Tornas a semana apenas um empecilho entre os fins-de-semana em que sei que vais estar comigo a massajar-me as costas doridas e a ouvir os meus queixumes. Ou vais acompanhar-me para uma noite de copos em que sei que se exagerar tenho-te a ti, meu gigante meigo e lindo, para me carregar para casa a soltar gargalhadas com as palavras arrastadas que te vou dizendo.
És o meu devorador de gomas e companheiro de filmes de sofá. Aqueles que te deixo ver, quando não me dá um ataque de verborreia e o filme passa sem darmos conta.
Bem sabes que o tema do meu blog é o Principezinho. Como tal tenho a dizer-te que o “Apprivoiser” está concluído. Os laços estão criados e estes, meu doce gigante, duma forma ou de outra, são para a vida.
Sabe que também eu sou uma gigante. Também te ampararei se tropeçares, limparei as tuas lágrimas e te balançarei até o choro cessar.
Os James e o Rufus serão sempre nossos. Isso nada nos tira…

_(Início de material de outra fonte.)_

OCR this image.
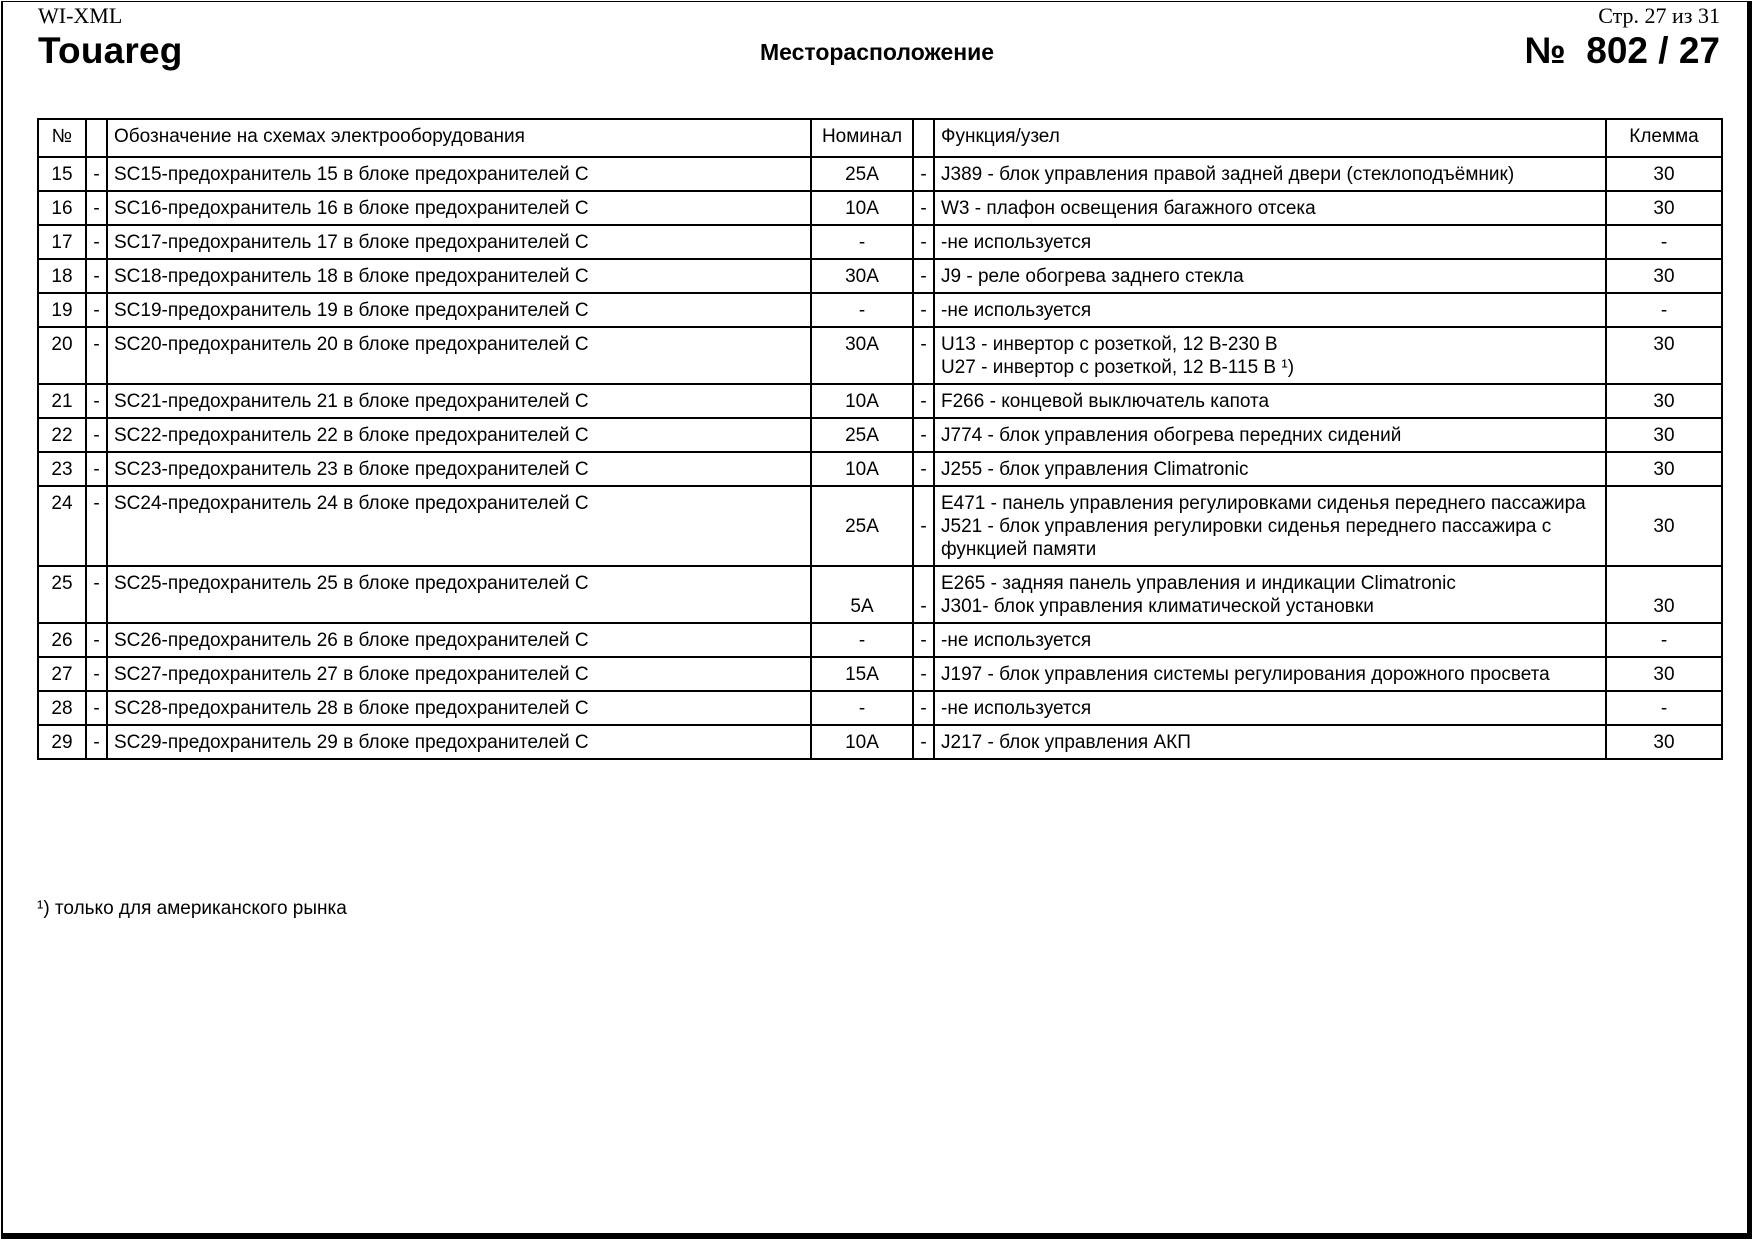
WI-XML	Стр. 27 из 31
Touareg	Месторасположение	№  802 / 27
№		Обозначение на схемах электрооборудования	Номинал		Функция/узел	Клемма
15	-	SC15-предохранитель 15 в блоке предохранителей C	25A	-	J389 - блок управления правой задней двери (стеклоподъёмник)	30
16	-	SC16-предохранитель 16 в блоке предохранителей C	10A	-	W3 - плафон освещения багажного отсека	30
17	-	SC17-предохранитель 17 в блоке предохранителей C	-	-	-не используется	-
18	-	SC18-предохранитель 18 в блоке предохранителей C	30A	-	J9 - реле обогрева заднего стекла	30
19	-	SC19-предохранитель 19 в блоке предохранителей C	-	-	-не используется	-
20	-	SC20-предохранитель 20 в блоке предохранителей C	30A	-	U13 - инвертор с розеткой, 12 В-230 В
U27 - инвертор с розеткой, 12 В-115 В ¹)	30
21	-	SC21-предохранитель 21 в блоке предохранителей C	10A	-	F266 - концевой выключатель капота	30
22	-	SC22-предохранитель 22 в блоке предохранителей C	25A	-	J774 - блок управления обогрева передних сидений	30
23	-	SC23-предохранитель 23 в блоке предохранителей C	10A	-	J255 - блок управления Climatronic	30
24	-	SC24-предохранитель 24 в блоке предохранителей C	25A	-	E471 - панель управления регулировками сиденья переднего пассажира
J521 - блок управления регулировки сиденья переднего пассажира с функцией памяти	30
25	-	SC25-предохранитель 25 в блоке предохранителей C	5A	-	E265 - задняя панель управления и индикации Climatronic
J301- блок управления климатической установки	30
26	-	SC26-предохранитель 26 в блоке предохранителей C	-	-	-не используется	-
27	-	SC27-предохранитель 27 в блоке предохранителей C	15A	-	J197 - блок управления системы регулирования дорожного просвета	30
28	-	SC28-предохранитель 28 в блоке предохранителей C	-	-	-не используется	-
29	-	SC29-предохранитель 29 в блоке предохранителей C	10A	-	J217 - блок управления АКП	30
¹) только для американского рынка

I’ve had the time of my life
No I’ve never felt this way before
Yes I swear it’s the truth
And own it all to you…

quarta-feira, julho 09, 2008

Benefício da Dúvida

Lembrei-me da frase preferida dum amigo meu: This too shall pass. Traduzindo rudemente será qualquer coisa como: Isto, também, passará.
Tudo na vida, além da morte, passa. Questiono-me é a necessidade de cá andar só com esse mesmo propósito. Porque sim! Que raio! Mas eu não posso discordar sobre a alegria imensa que é estar vivo?
Eu não me sinto mais feliz só por todos os dias quando acordo constatar que estou viva!
Quer dizer, entre os 15 a 30 minutos que demoro a “desempenar-me” e a levantar-me da cama a queixar-me como uma velha de 90 anos, não contenho o êxtase e agradeço euforicamente ao Universo a minha existência…
Imaginem este cenário… Acordam com o despertador, eu tenho 4, e estão deitados em posição fetal - Corpo de lado, braços cruzados junto ao peito e pernas flectidas – Abrem um olho e, com dificuldade esticam o braço para calar o malfadado rádio… Depois sentem que estão entesados – não no bom sentido - e que os vossos músculos estão todos crispados. Lentamente começam a esticar o corpo. Por esta altura liga-se a máquina de fazer pipocas! Tudo estala! Tudo! Estalam ossos e junções que nem sabia que existiam! Mas não pensem que esta demonstração de precursão física é indolor! A cada estalo vocifero tipo metralhadora cada asneira que faria corar uma peixeira no Bulhão! A minha recente condição de quem mora sozinho veio beneficiar-me neste aspecto. Quando tinha companheira de casa tinha de me controlar e sibilar entre dentes as pragas e heresias… Agora é ouvir-me a gritar entre ais e uis!
Incrivelmente e por maldade do destino, depois de fazer todos os alongamentos há sempre um osso ou uma junção que dói e que simplesmente não me dá o alívio do estalo. Ando pela casa aos saltos a tentar desencaixar a junção. Quem me ouça e veja deve pensar que, certamente, uma consulta psiquiátrica seja urgente.!
Isto é o que acontece num dia bom! Existem dias que as dores não passam mesmo e ando pela a rua com a aparência duma paciente geriátrica que se esqueceu do andarilho… Nessas alturas, abro os braços para o céu – estalando, claro está – respiro fundo – o que me faz ter uma cãibra nas costas – e digo: - É tão bom estar viva!
É isto que tenho pela frente todos os dias da minha vida! Ah que cenário tão animador!
Há anos que ouço que as coisas hão-de melhorar… Continuo à espera… Hei-de morrer à espera… A minha última palavra vai ser: então?!
E logo depois a cabeça descai e, claro.... Ouve-se um valente estalo!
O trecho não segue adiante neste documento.